Baron was part of a slate of eight safety experts scheduled to guide attendees on topics ranging from decision-making to implementing an Aviation Safety Action Program to runway excursions to managing communications after an aircraft accident. More than 120 senior industry, association, and government representatives registered for this year’s two-day ACSF symposium, which also featured a half-dozen exhibits.

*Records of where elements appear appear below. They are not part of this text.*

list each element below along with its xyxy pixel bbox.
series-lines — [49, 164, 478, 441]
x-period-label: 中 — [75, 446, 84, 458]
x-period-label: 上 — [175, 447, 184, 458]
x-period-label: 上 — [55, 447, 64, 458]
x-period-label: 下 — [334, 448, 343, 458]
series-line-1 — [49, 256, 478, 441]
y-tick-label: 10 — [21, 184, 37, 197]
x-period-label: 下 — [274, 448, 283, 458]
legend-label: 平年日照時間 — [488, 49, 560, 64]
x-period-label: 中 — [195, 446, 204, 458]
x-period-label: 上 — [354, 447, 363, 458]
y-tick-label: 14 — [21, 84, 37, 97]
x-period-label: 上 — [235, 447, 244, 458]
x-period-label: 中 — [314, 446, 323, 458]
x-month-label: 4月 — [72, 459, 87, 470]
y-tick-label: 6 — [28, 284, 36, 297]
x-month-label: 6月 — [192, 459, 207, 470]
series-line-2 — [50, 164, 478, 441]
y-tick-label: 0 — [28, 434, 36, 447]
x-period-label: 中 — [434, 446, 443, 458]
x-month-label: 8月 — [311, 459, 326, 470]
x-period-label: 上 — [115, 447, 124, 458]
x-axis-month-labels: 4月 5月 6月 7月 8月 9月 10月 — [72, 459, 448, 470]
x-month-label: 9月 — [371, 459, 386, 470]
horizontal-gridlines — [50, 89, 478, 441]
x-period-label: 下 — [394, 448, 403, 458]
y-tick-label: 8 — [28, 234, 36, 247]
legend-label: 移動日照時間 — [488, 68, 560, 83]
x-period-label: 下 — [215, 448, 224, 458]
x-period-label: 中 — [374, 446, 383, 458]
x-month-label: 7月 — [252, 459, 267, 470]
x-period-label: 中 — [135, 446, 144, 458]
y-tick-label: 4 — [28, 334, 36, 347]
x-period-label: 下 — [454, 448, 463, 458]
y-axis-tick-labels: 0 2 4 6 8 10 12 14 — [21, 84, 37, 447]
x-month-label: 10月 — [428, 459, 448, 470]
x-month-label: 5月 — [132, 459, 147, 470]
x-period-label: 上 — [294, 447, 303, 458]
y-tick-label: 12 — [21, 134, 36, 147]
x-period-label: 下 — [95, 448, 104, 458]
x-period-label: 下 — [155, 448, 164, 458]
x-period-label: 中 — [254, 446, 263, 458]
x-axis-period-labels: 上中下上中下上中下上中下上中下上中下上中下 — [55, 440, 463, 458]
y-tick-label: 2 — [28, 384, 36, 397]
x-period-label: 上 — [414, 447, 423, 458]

Kicking off the symposium, Baron relayed personal pressures he faced while a contract pilot, including operators chastising him for executing a go-around or deicing the aircraft, and being told to continue operating with a worn tire. Along with pressure from a company, he noted pressure pilots face from interaction with passengers could further lead to procedural noncompliance. Other pitfalls can come from a lack of training, high risk-takers, and even use of contract pilots that can make crew resource management more difficult, he said.
But Baron stressed that balancing “production” with “protection,” where a strong safety culture is incorporated while still fostering strong operations, could help offset issues that might lead to noncompliance. He advised thoroughly vetting pilots, “looking for red flags,” and cautioned against “pencil whipping” or pressuring pilots to such an approach where boxes are checked without full knowledge of what was just approved. He also advised implementing a strong cockpit resource management program.
A proactive approach—through safety management systems, safety reporting, and/or efforts such as FOQA—further will ward off noncompliance, he added. These efforts won’t prevent all accidents, he acknowledged, saying, “There is no silver bullet.” However, he added the efforts would provide the necessary ammunition to help provide appropriate safeguards.